Sugar Helena Constant, Staff Writer

Halloween has been a tradition for many, many years. In fact, Halloween has been around longer than you think. The origin of this annual tradition is interesting and stranger than you may have thought.

Halloween started in Europe with the Celts, who lived about 2,000 years ago. Halloween started with a Celtic festival called Samhain. In the Celtic calendar, the New Year was celebrated on November first. It marked the beginning of a cold, harsh winter and bad luck for farmers. That time of year was often associated with death or bad luck. It was believed that the line between the living and dead was blurred on the night before the New Year, October 31st.

Samhain was celebrated in many unusual ways. People would dress up as demons and ghouls to ward them off. Huge bonfires were built where crops and livestock would be sacrificed to keep the Celts safe. People believed that on Samhain, it would be easier to tell one’s fortune.

Later on, around 43 B.C.E., the Romans had conquered most of the Celtic land. Over time, Roman traditions were combined with Samhain. The Romans celebrated Faralia, a day in October where the dead were honored. Around the same time, the Romans had a day to honor Pomona, the Goddess of fruit. The symbol for Pomona was the apple, which is probably the origin of apple bobbing.

During the 9th century, Christianity was spread to the Celtic lands, combining Christian traditions with Celtic traditions. A holiday was created around 1,000 B.C.E. called All Souls’ Day. All Souls’ Day was celebrated on November second with bonfires, parades, and dressing up as spirits and demons, and the night before it would be the festival of Samhain. It was also called Alholowmesse, Middle English for All Saints’ Day, which eventually became Halloween.
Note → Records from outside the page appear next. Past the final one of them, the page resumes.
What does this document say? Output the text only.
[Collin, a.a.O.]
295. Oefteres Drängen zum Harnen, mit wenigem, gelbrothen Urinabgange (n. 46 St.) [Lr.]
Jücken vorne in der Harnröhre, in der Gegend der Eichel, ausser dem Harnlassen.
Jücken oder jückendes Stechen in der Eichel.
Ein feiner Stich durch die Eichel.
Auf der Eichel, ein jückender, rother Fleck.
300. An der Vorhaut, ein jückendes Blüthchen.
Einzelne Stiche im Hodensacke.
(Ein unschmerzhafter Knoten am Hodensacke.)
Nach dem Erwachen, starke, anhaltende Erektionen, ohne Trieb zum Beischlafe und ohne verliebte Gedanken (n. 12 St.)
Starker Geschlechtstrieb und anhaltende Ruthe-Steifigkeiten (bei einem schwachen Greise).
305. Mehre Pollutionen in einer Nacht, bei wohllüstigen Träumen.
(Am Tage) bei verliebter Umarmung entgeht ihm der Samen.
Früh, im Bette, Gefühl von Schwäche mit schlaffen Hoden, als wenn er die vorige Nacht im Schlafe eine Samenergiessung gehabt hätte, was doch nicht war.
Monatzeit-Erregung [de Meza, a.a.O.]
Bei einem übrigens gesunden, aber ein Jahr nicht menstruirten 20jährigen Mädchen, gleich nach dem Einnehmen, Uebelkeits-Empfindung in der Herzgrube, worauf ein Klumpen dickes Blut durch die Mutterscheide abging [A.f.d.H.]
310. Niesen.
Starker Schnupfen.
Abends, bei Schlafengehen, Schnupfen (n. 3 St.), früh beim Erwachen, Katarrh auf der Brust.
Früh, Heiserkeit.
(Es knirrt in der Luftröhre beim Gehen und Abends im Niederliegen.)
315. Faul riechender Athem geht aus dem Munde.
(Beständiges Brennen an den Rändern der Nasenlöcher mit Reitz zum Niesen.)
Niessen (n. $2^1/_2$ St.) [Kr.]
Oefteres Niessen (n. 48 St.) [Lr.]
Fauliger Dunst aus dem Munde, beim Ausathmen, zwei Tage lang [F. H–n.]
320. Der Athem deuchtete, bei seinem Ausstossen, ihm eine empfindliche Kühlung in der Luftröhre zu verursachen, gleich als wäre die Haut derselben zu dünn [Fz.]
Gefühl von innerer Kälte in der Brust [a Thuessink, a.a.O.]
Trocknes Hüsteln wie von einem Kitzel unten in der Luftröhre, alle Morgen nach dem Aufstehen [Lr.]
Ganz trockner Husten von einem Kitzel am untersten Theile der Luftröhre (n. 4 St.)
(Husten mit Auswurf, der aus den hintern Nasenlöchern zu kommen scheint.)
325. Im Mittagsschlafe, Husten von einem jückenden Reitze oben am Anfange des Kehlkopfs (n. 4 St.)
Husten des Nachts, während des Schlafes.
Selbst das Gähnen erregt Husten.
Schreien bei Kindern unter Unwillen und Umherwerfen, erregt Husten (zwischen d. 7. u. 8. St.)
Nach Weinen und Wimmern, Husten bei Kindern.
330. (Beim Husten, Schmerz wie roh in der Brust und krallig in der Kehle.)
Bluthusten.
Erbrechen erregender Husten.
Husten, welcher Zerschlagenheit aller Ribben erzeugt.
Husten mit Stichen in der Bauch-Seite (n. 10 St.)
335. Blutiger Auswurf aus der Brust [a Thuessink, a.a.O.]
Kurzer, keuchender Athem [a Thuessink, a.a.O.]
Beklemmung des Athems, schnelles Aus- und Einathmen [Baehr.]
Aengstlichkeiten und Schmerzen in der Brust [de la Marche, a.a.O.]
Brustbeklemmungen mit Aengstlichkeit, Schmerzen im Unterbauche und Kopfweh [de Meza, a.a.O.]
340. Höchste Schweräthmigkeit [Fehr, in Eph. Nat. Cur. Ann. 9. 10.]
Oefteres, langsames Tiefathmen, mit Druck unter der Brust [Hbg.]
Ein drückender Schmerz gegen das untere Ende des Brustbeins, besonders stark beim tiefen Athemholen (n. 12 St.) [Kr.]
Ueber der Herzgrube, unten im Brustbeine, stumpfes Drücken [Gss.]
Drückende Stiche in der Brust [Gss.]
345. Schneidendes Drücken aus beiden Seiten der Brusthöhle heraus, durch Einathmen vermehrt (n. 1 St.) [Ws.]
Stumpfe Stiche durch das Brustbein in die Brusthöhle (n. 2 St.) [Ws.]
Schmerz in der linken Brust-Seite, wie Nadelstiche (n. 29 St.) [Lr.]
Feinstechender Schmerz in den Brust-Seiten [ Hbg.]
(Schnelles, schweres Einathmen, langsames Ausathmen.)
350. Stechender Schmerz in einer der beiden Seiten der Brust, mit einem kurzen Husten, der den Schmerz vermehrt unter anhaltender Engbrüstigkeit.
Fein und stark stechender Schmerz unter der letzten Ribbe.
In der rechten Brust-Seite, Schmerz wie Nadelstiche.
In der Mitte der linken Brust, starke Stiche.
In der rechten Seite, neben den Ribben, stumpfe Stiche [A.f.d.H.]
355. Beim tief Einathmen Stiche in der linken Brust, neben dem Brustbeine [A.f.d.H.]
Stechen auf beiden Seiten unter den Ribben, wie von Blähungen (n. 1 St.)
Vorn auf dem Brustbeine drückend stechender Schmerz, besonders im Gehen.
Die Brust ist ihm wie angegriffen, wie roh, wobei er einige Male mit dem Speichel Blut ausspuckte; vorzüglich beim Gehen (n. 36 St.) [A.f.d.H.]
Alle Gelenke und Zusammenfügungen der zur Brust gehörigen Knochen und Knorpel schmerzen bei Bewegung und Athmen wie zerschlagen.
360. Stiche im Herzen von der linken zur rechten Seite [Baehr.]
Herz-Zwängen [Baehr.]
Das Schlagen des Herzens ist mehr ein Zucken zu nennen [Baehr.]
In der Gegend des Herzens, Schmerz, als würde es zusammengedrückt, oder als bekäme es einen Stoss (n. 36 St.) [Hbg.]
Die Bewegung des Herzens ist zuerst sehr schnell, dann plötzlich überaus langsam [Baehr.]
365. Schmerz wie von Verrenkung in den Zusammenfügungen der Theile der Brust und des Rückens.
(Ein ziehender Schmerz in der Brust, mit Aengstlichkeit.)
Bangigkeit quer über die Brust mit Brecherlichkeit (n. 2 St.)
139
When Europeans started migrating to America, the tradition of Halloween came with them. An American version of Halloween was created, a version where people would dance and sing, tell stories of the dead, tell one another’s fortune, and have public celebrations of the harvest. Over time, Americans began going from house to house on Halloween and beg for food and money, a tradition that eventually evolved into trick or treating. Young women believed that on Halloween they could predict who their future husbands would be. Many popular horror movies were made to entertain people on Halloween. Halloween eventually evolved into the popular holiday celebrated now.